Writing the Tie-In Novel: Structure

So how do you go about writing a novel then?

Well, I don’t know how you do it but here’s how I go about it. I start by writing a very simple synopsis. This can be anything up to 1000 words. It covers the basic flow of the action, names the main characters and settings. That’s it. There’s no description, no dialogue, no bits of business of any sort. It’s just the bare bones of the story set down in the most basic way.

Once that is done, I go through this very basic outline and I start expanding upon it. I add a bit more detail and I break down the action a little bit more. I keep working away until I have reached anywhere between 2000 and 5000 words. This will provide me with the skeleton of the story.

In the old days, I would then switch to the outline view in Microsoft Word and begin breaking this into chapters. I would simply insert a level one heading with a chapter number between the bits of text until I had broken the outline up into the requisite number of chapters. This would normally be anywhere between 25 and 40 chapters for a standard size novel. I would generally aim for each chapter to be roughly 3000 to 4000 words and I would try to make sure that each chapter ended on some sort of cliffhanger to give the reader motivation to move on. I would italicise the body text for reasons that will become clear later.

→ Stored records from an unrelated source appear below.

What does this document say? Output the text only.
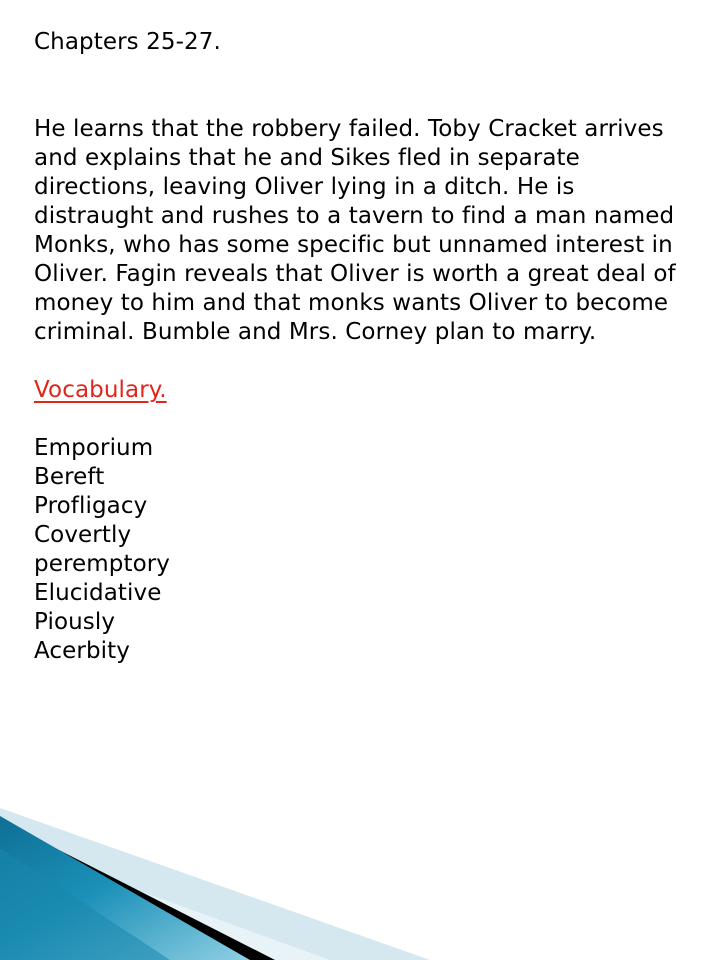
Chapters 25-27.
He learns that the robbery failed. Toby Cracket arrives
and explains that he and Sikes fled in separate
directions, leaving Oliver lying in a ditch. He is
distraught and rushes to a tavern to find a man named
Monks, who has some specific but unnamed interest in
Oliver. Fagin reveals that Oliver is worth a great deal of
money to him and that monks wants Oliver to become
criminal. Bumble and Mrs. Corney plan to marry.
Vocabulary.
Emporium
Bereft
Profligacy
Covertly
peremptory
Elucidative
Piously
Acerbity
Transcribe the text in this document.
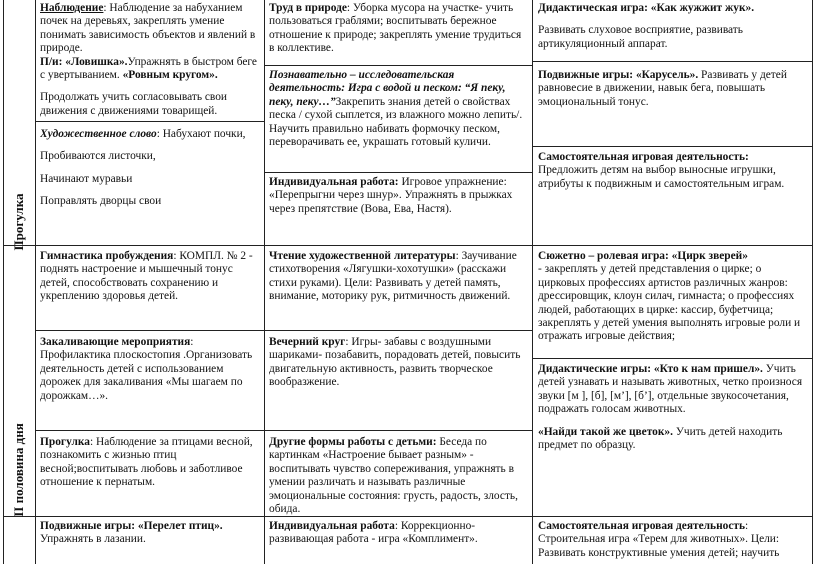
Прогулка
II половина дня

Наблюдение: Наблюдение за набуханием почек на деревьях, закреплять умение понимать зависимость объектов и явлений в природе.

П/и: «Ловишка».Упражнять в быстром беге с увертыванием. «Ровным кругом».

Продолжать учить согласовывать свои движения с движениями товарищей.

Художественное слово: Набухают почки,

Пробиваются листочки,

Начинают муравьи

Поправлять дворцы свои

Труд в природе: Уборка мусора на участке- учить пользоваться граблями; воспитывать бережное отношение к природе; закреплять умение трудиться в коллективе.

Познавательно – исследовательская деятельность: Игра с водой и песком: “Я пеку, пеку, пеку…”Закрепить знания детей о свойствах песка / сухой сыплется, из влажного можно лепить/. Научить правильно набивать формочку песком, переворачивать ее, украшать готовый куличи.

Индивидуальная работа: Игровое упражнение: «Перепрыгни через шнур». Упражнять в прыжках через препятствие (Вова, Ева, Настя).

Дидактическая игра: «Как жужжит жук».

Развивать слуховое восприятие, развивать артикуляционный аппарат.

Подвижные игры: «Карусель». Развивать у детей равновесие в движении, навык бега, повышать эмоциональный тонус.

Самостоятельная игровая деятельность:

Предложить детям на выбор выносные игрушки, атрибуты к подвижным и самостоятельным играм.

Гимнастика пробуждения: КОМПЛ. № 2 - поднять настроение и мышечный тонус детей, способствовать сохранению и укреплению здоровья детей.

Закаливающие мероприятия: Профилактика плоскостопия .Организовать деятельность детей с использованием дорожек для закаливания «Мы шагаем по дорожкам…».

Прогулка: Наблюдение за птицами весной, познакомить с жизнью птиц весной;воспитывать любовь и заботливое отношение к пернатым.

Чтение художественной литературы: Заучивание стихотворения «Лягушки-хохотушки» (расскажи стихи руками). Цели: Развивать у детей память, внимание, моторику рук, ритмичность движений.

Вечерний круг: Игры- забавы с воздушными шариками- позабавить, порадовать детей, повысить двигательную активность, развить творческое вообразжение.

Другие формы работы с детьми: Беседа по картинкам «Настроение бывает разным» - воспитывать чувство сопереживания, упражнять в умении различать и называть различные эмоциональные состояния: грусть, радость, злость, обида.

Сюжетно – ролевая игра: «Цирк зверей»

- закреплять у детей представления о цирке; о цирковых профессиях артистов различных жанров: дрессировщик, клоун силач, гимнаста; о профессиях людей, работающих в цирке: кассир, буфетчица; закреплять у детей умения выполнять игровые роли и отражать игровые действия;

Дидактические игры: «Кто к нам пришел». Учить детей узнавать и называть животных, четко произнося звуки [м ], [б], [м’], [б’], отдельные звукосочетания, подражать голосам животных.

«Найди такой же цветок». Учить детей находить предмет по образцу.

Подвижные игры: «Перелет птиц».

Упражнять в лазании.

Индивидуальная работа: Коррекционно-развивающая работа - игра «Комплимент».

Самостоятельная игровая деятельность: Строительная игра «Терем для животных». Цели: Развивать конструктивные умения детей; научить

Once this basic chapter outline was done I would go through it and extract the names of all the major characters and settings. I would add more sections to the outline giving each a level one header with the characters’ or settings’ name in it. I would then add detailed descriptions of each character and setting so that I would have something to refer to as I was writing.

At this stage I would often be ready to actually start work on the book itself. If I was not ready to begin yet I would go through each chapter in the outline adding more and more detail; bits of dialogue, bits of description or bits of action. I would keep doing this, adding more and more stuff until I felt I had enough in there to begin writing the actual book.

As I was doing the first draft I would refer to the notes in each chapter section. Sometimes I would keep the outline bits in italics so that I could refer to them as I was going on. Sometimes I would simply delete them as I completed each chapter. It would depend on how I felt at the time. This tends to apply a lot when I am working.

These days I use Scrivener which simplifies this process enormously. It is very easy to write an initial outline in Scrivener and then go through it and split it up into sections use the Apple Key + K key combination. Scrivener even automates the process of transferring these bits of outline to note cards which you can then use to give you a very broad overview of your story. It keeps them in a separate window in the Inspector so you can refer to them as you write and there is no need to delete them as you complete a section.  It also makes setting up separate sections for characters and settings an absolute breeze. These days, in Scrivener I tend to break my outlines down one step further, into actual scenes within the chapters. Aside from this extra level of detail the process of outlining remains essentially the same.

When I am writing books for Black Library there is an added stage which involves discussing the book with my editors. This happens before I begin the initial outline. It consists of discussing what the book is going to be about in the most general terms. By this I mean which characters in the Warhammer setting it is going to feature and roughly what they are going to do. After this I will probably send in a very basic outline at some point. This is the first stage synopsis referred to above. This will provide a reference point for further discussion. I will almost certainly need send in the chapter breakdown with a list of characters and settings before contracts are exchanged for the book.

This is a very basic and simple system for sorting out the architecture of a book. Normally, the outline will be modified by the actual writing but at least it provides me with a structure and signposts along the way. This is the actual method I have used for writing most of my 20+ novels. The only exception to this that I can think of was a detective novel set during the Victorian period that I wrote a few years ago. I did this without any sort of outline at all. The reason that I could get away with this is because a detective novel, particularly one told in the first person singular, carries its own structure within it. A crime is committed and must be investigated. This implies a structure of interviewing suspects, visiting crime scenes and reacting to unexpected events. It is often easier to write about such things if you have no idea that they are coming until your sub-conscious mind springs them upon you.

Sometimes other things affect the structure as well. When I was writing the Tyrion and Teclis books, the broad outline of what was going to happen was already there. I knew this because I happened to write most of it in the High Elf army book almost 20 years ago. When you’re doing something like this, it becomes much more like writing a historical novel. You know that certain events happen in a certain order and that certain characters are going to be in certain scenes. You then need to work out the structure of your novel to make sure that you fit all of this information in and organise it in a dramatically satisfying manner. I still use basically the same method of outlining the novel in this case. I just have to make sure that I take into account all of the background details.